Der norwegische Opera-Browser erreicht vielleicht nicht die Beliebtheit von Firefox oder Google Chrome, er gehört aber zu den Innovativsten. Kein Wunder also, dass Opera immer mal wieder mit spannenden Funktionen Schlagzeilen schreibt. Aber bevor es die Neuerungen in eine aktuelle Version schafft, werden sie in der Developer-Variante getestet.

Wiedergeboren

Mit dem Code-Namen „Reborn“ bietet Opera mit der Developer-Version den Branchenführern Firefox und Chrome die Stirn. Im Browser wurden Funktionen eingebaut, die bei den Browsern von Mozilla und Google fehlen.

Neben modernerer Optik kann man über die Sidebar direkt auf die wichtigsten Funktionen zugreifen. Neben der Schnellwahl und den Lesezeichen kannst du die personalisierten Nachrichten ebenso einfach aufrufen wie den Verlauf und die Erweiterungen.

Drei eingebaute Messenger

Aber auch die Messenger WhatsApp, Facebook und Telegram wurden in die Sidebar eingebaut und sind mit nur einem Klick erreichbar. Ebenfalls vorhanden sind Werbeblocker, Energiesparmodus, kostenloses und unbegrenztes VPN. Diese Features kennt man ja bereits aus dem aktuellen Opera 44.

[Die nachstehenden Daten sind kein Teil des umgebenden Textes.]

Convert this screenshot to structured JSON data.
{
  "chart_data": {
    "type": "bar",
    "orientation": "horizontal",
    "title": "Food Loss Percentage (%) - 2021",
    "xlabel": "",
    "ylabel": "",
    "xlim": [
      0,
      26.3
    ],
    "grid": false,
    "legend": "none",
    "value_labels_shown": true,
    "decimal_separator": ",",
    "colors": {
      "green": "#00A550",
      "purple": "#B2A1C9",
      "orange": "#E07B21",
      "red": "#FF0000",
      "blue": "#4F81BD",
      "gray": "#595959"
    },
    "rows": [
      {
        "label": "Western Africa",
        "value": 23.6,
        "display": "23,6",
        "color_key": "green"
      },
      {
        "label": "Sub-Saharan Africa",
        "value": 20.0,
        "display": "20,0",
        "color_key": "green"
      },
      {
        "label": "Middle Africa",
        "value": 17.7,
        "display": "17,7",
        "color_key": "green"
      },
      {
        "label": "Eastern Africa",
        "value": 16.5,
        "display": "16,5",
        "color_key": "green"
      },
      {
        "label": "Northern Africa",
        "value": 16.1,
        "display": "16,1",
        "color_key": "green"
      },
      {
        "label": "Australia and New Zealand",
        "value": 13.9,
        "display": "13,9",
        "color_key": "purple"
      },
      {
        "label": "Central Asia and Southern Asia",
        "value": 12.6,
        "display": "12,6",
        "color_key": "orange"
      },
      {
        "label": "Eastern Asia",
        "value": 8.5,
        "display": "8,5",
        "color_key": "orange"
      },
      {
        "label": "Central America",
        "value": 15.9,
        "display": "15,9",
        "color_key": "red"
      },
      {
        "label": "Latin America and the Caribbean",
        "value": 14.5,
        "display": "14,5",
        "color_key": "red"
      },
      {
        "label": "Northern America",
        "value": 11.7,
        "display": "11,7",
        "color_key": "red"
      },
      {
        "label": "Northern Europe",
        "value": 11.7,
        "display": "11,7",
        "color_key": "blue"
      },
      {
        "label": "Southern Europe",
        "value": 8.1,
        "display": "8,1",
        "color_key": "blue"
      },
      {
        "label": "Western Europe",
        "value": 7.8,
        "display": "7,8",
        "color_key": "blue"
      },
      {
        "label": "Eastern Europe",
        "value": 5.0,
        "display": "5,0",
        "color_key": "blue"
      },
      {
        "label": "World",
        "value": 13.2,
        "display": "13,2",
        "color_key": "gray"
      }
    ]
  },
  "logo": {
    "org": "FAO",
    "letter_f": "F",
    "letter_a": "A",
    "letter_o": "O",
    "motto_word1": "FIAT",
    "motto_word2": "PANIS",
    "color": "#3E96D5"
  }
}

Wer die vielversprechende Opera-Reborn-Variante (offiziell: Opera Developer 45) ausprobieren möchte, kann sie kostenlos von der Opera-Homepage herunterladen. Als Standard-Browser sollte er aber nicht verwendet werden, da dies nur eine Testversion ist, bei der es immer mal wieder zu Problemen kommen kann und die nicht immer stabil läuft.

Fazit:

Der Opera-Browser wird häufig als guter „Zweitbrowser“ empfohlen, da er einen Tick langsamer als Google Chrome ist und es im Gegensatz zum Firefox (noch) zu wenig Erweiterungen gibt. Ich persönlich verwende Opera schon seit Jahren als Hauptbrowser für die Arbeit und für´s Gaming. Bereut habe ich es bisher noch nicht.